Each assumption fails under agentic operation. Agents act in seconds, so serialized writes become a throughput ceiling and lock contention the norm. Agents observe continuously, so between-refresh staleness becomes a stream of false premises. Agents are routinely asked about the whole environment ("is anything publicly exposed?"), and the answer outside the managed set is precisely what matters. And an agent that corrupts state cannot reliably perform its own state surgery - the repair loop assumed human judgment.

The deeper problem: the copy is the interface

All of these reduce to one design decision: the state file makes a copy of infrastructure state the system's working interface. Every copy has a synchronization problem, and every consumer of the copy inherits it. Infrastructure drift is not an operational accident; it is the steady-state behavior of a copy in an environment where reality changes through other channels - consoles, autoscalers, other tools, other agents.

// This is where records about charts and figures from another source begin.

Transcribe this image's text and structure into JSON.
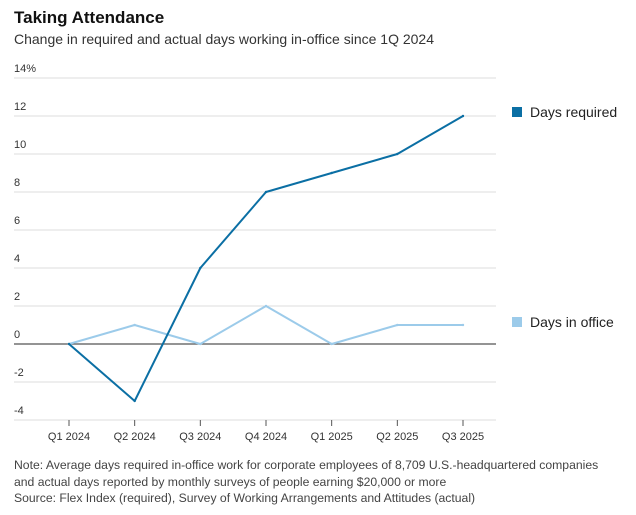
{
  "header": {
    "title": "Taking Attendance",
    "subtitle": "Change in required and actual days working in-office since 1Q 2024"
  },
  "chart_data": {
    "type": "line",
    "categories": [
      "Q1 2024",
      "Q2 2024",
      "Q3 2024",
      "Q4 2024",
      "Q1 2025",
      "Q2 2025",
      "Q3 2025"
    ],
    "series": [
      {
        "name": "Days required",
        "values": [
          0,
          -3,
          4,
          8,
          9,
          10,
          12
        ],
        "color": "#0b6fa4"
      },
      {
        "name": "Days in office",
        "values": [
          0,
          1,
          0,
          2,
          0,
          1,
          1
        ],
        "color": "#9ccbea"
      }
    ],
    "ylim": [
      -4,
      14
    ],
    "yticks": [
      "14%",
      "12",
      "10",
      "8",
      "6",
      "4",
      "2",
      "0",
      "-2",
      "-4"
    ],
    "grid": true,
    "legend_placement": "right"
  },
  "footer": {
    "note_line1": "Note: Average days required in-office work for corporate employees of 8,709 U.S.-headquartered companies",
    "note_line2": "and actual days reported by monthly surveys of people earning $20,000 or more",
    "source": "Source: Flex Index (required), Survey of Working Arrangements and Attitudes (actual)"
  }
}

Human workflows absorb this with process: change freezes, single-tool mandates, periodic reconciliation. Agentic environments cannot - the value of agents is that they act often and independently, which is exactly the traffic pattern that makes a coordinated copy unmaintainable.

The replacement primitive

The control plane itself is already a consistent, authoritative, concurrent-safe state store - the providers run it. What agents need is an interface to it that fits how they work: declarative queries over current state, uniform across providers, with mutations expressed in the same grammar and gated by policy. That is the model StackQL implements:

SELECT instance_id, instance_type, launch_time
FROM aws.ec2.instances
WHERE region = 'us-east-1';

The result is true at execution time, includes unmanaged resources, requires no lock, and needs no repair workflow - there is nothing to corrupt. Identifier mapping and dependency ordering (the state file's legitimate jobs) move into the query engine and deployment orchestration (stackql-deploy) rather than into a mutable artifact the agent must keep consistent.